Maximum Likelihood Learning (Estimation)¶

Lets assume that we want to learn the full probability distribution, so we can answer any probabilistic inference query we want. This can be viewed as density estimation, where we want to construct a distribution \(p\) as close to the true distribution \(p^*\). This closeness can be evaluated as:

\[ KL(p^*||p) = \sum_x p^*(x) \log \frac{p^*(x)}{p(x)} = -H(p^*) - E_{x \sim p^*}[\log p(x)] \]

We can simplify since \(H(p^*)\) is independent of p, thus minimizing KL divergence is the same as maximizing the expected log-likelihood:

\[ E_{x \sim p^*}[\log p(x)] \]

Here we want to find \(p\) that assigns high probability to instances sampled from \(p^*\). (We do not compute \(H(p)\) thus we do not know how far from optimum we are). The equation above is also the equation for cross entropy. Thus we can view this as minimizing the cross entropy between the model distribution and the data distribution.

In general we do not know \(p^*\), thus we approximate the expected log likelihood with the empirical log-likelihood (MC estimate):

\[ E_{x\sim p^*}[\log p(x)] \approx \frac{1}{|D|} \sum_{x \in D}\log p(x) \]
  • \(D\) is a dataset drawn i.i.d from \(p^*\)

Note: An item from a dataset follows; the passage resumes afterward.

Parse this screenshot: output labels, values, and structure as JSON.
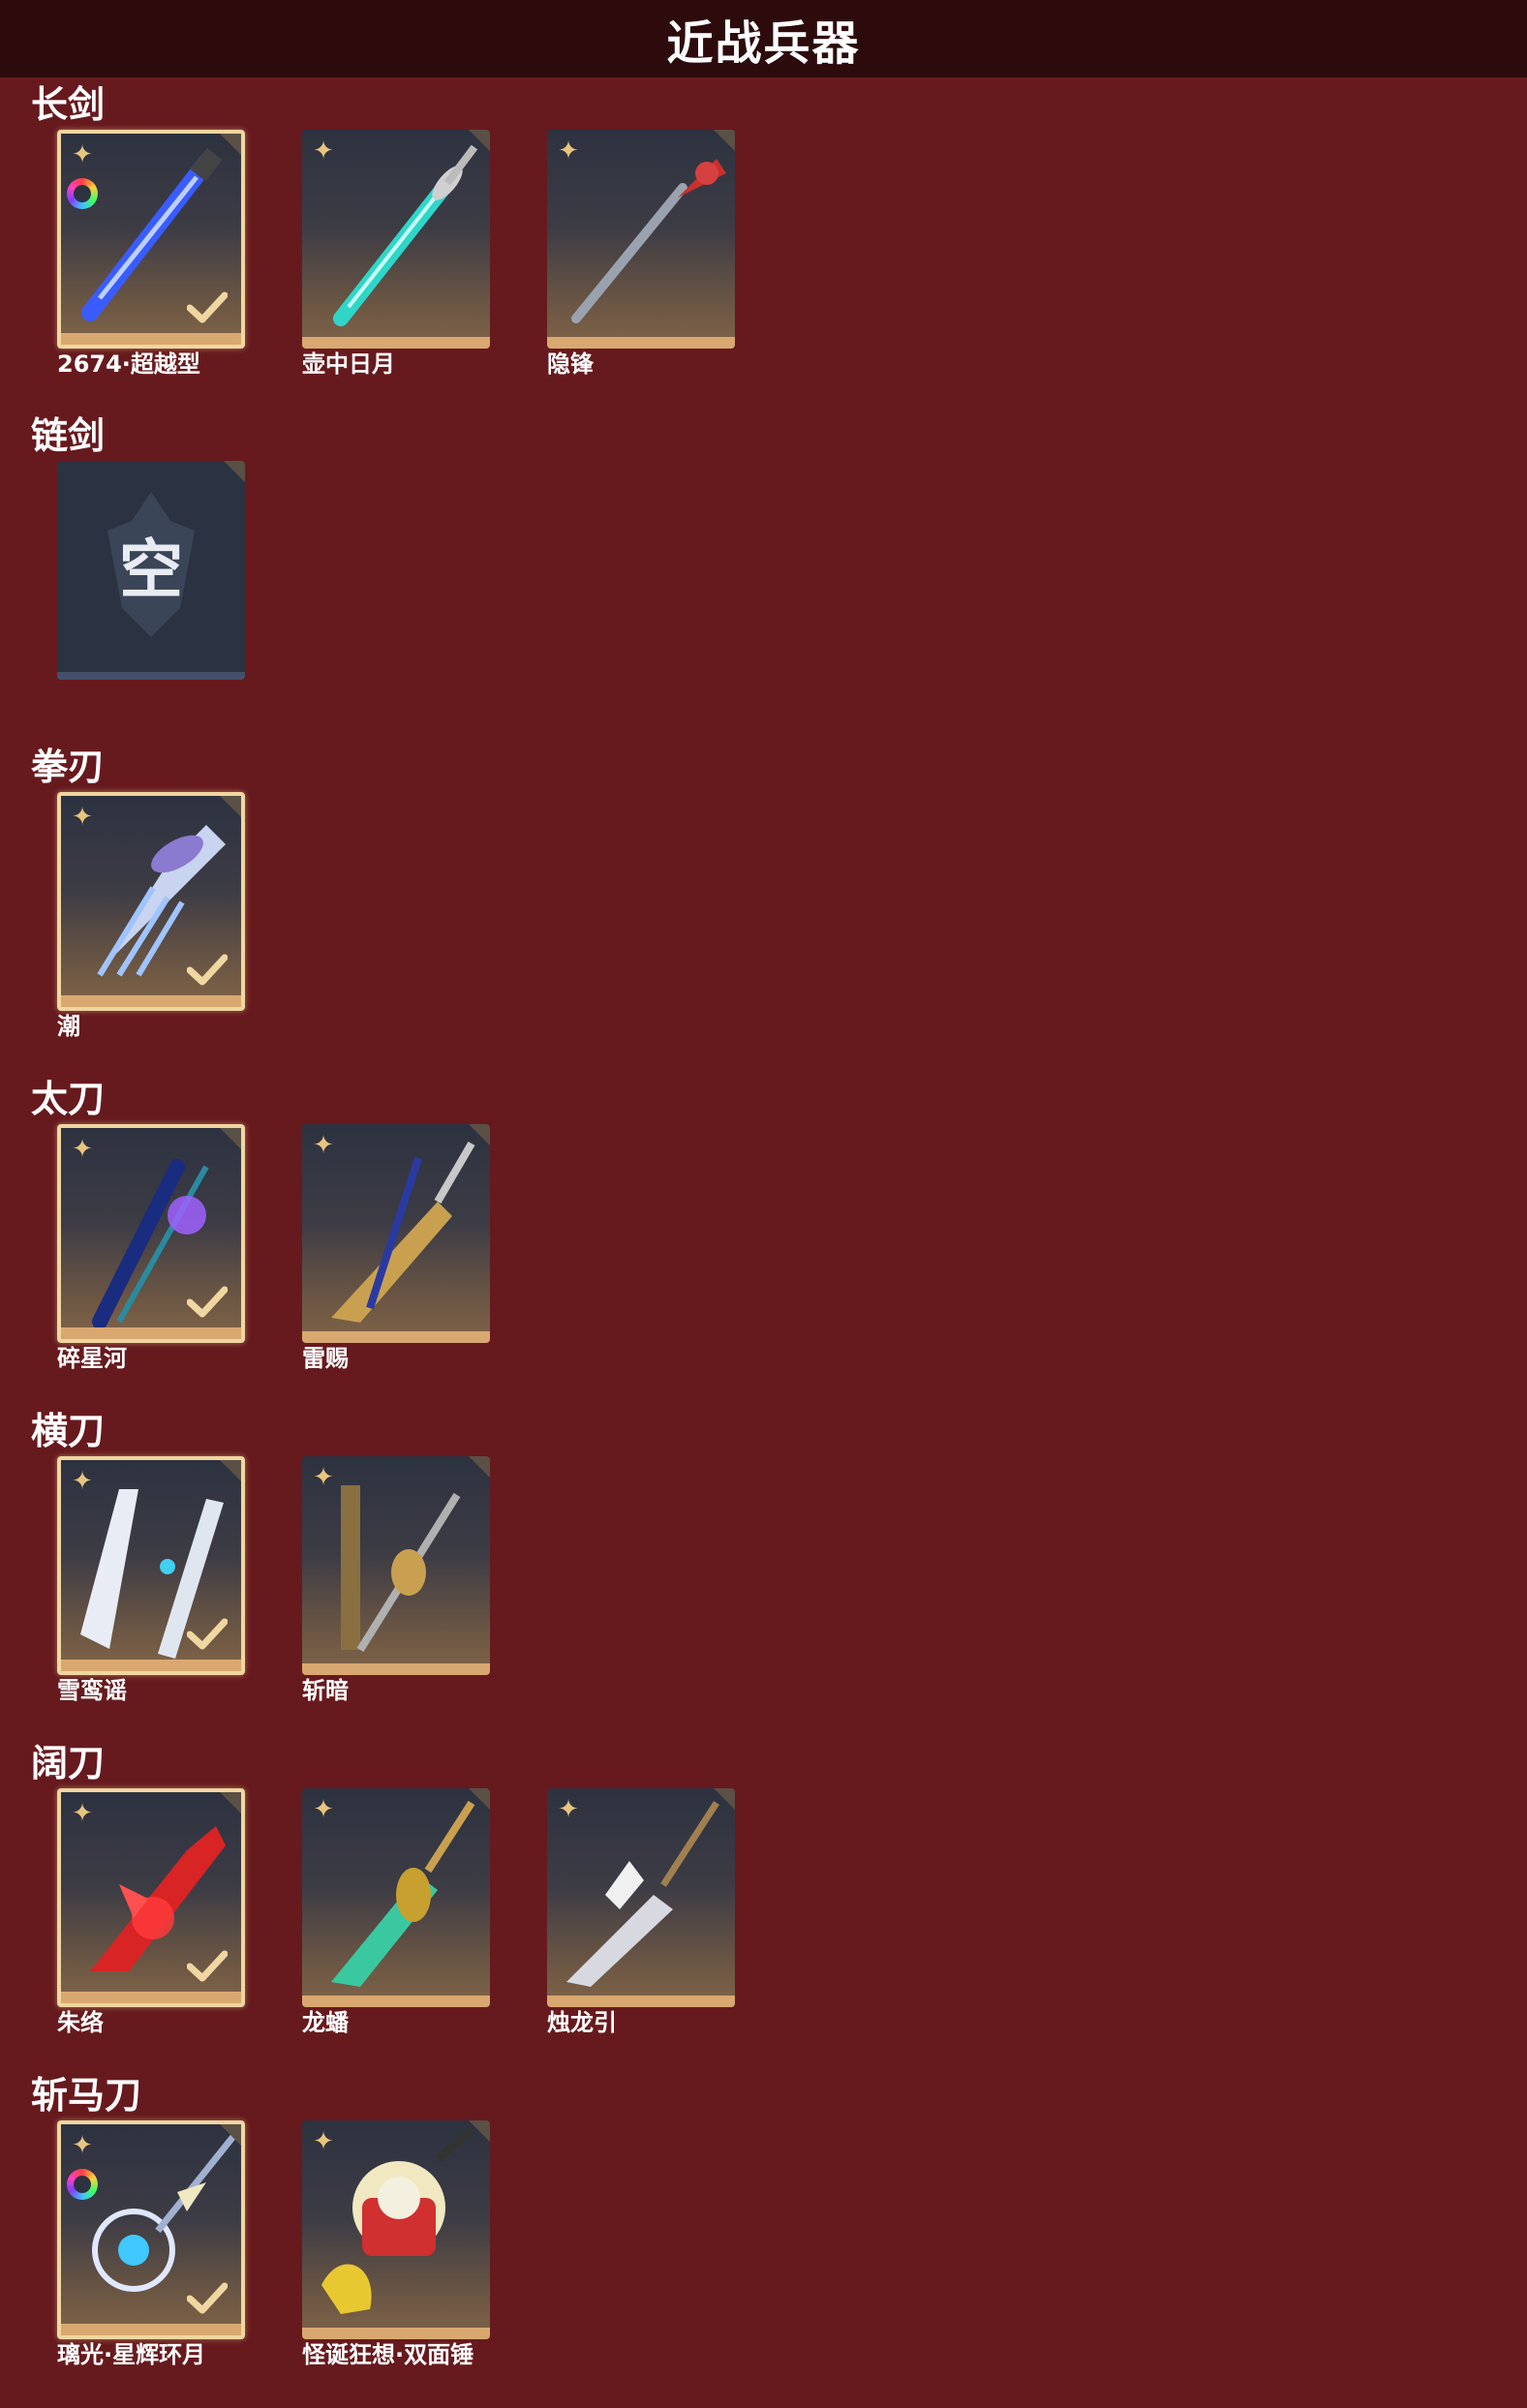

The maximum likelihood learning is to estimate:

\[ \max_{p \in M} \frac{1}{|D|} \sum_{x \in D} \log p(x) \]
  • \(M\) is a set of possible models we compare

We can prove the statement above using the empirical distribution.

Loss function¶

A loss function generalizes the concept of maximum likelihood learning. A loss function \(L(x,p)\) measures the loss that a model distribution p makes on a particular instance x. Thus our goal is to find the model that minimizes the expected loss.

\[ E_{x \tilde p^*} [L(x,p)] \approx \frac{1}{|D|} \sum_{x\in D}L(x,p) \]

The log loss function corresponds to the maximum likelihood estimation

Empirical Risk and Overfitting¶

Empirical risk minimization can easily overfit, since we observe only a fraction of the data not the whole data generative process. Thus our model will not generalize. For choosing a good model it is important to take bias-variance tradeoff into account.

Here we may ask how to avoid overfitting (having high variance). A good an efficient way is to introduce a regularizer term \(R(p)\) to the loss function \(L(x,p)\) which will penalize complex p.

Generalization error¶

If we train we minimize:

\[ \max_{p \in M} \frac{1}{|D|} \sum_{x \in D} \log p(x) \]

However, we are interested in minimizing:

\[ E_{x \sim p^*}[\log p(x)] \]

Thus we cannot guarantee the quality of our model. Since D is just an sample from the true model, and we might get unlucky.

Relationship to cross entropy¶

If we minimize an negative log likelihood function it is the same as minimizing the cross entropy between the empirical distribution and the distribution defined by the model.

An example is minimizing the mean squared error, this is the same as minimizing the cross entropy between the empirical distribution and a Gaussian model. Where we try to match the model distribution to the empirical distribution of the data \(\hat{p}_{\text{data}}\)

Properties¶

As the number of training samples approaches \(\infty\) the MLE estimate of a parameter converges to the true value of the parameter. For this to happen the following conditions has to be met.

  • the true distribution \(p_{\text{data}}\) must lie within the model family \(p_{\text{model}}(.,\theta)\) otherwise no estimator can recover \(p_{\text{data}}\)

  • the true distribution \(p_{\text{data}}\) must correspond to exactly one value of \(\theta\) otherwise the MLE can recover the correct \(p_{\text{data}}\) but we cannot recover the true value of \(\theta\)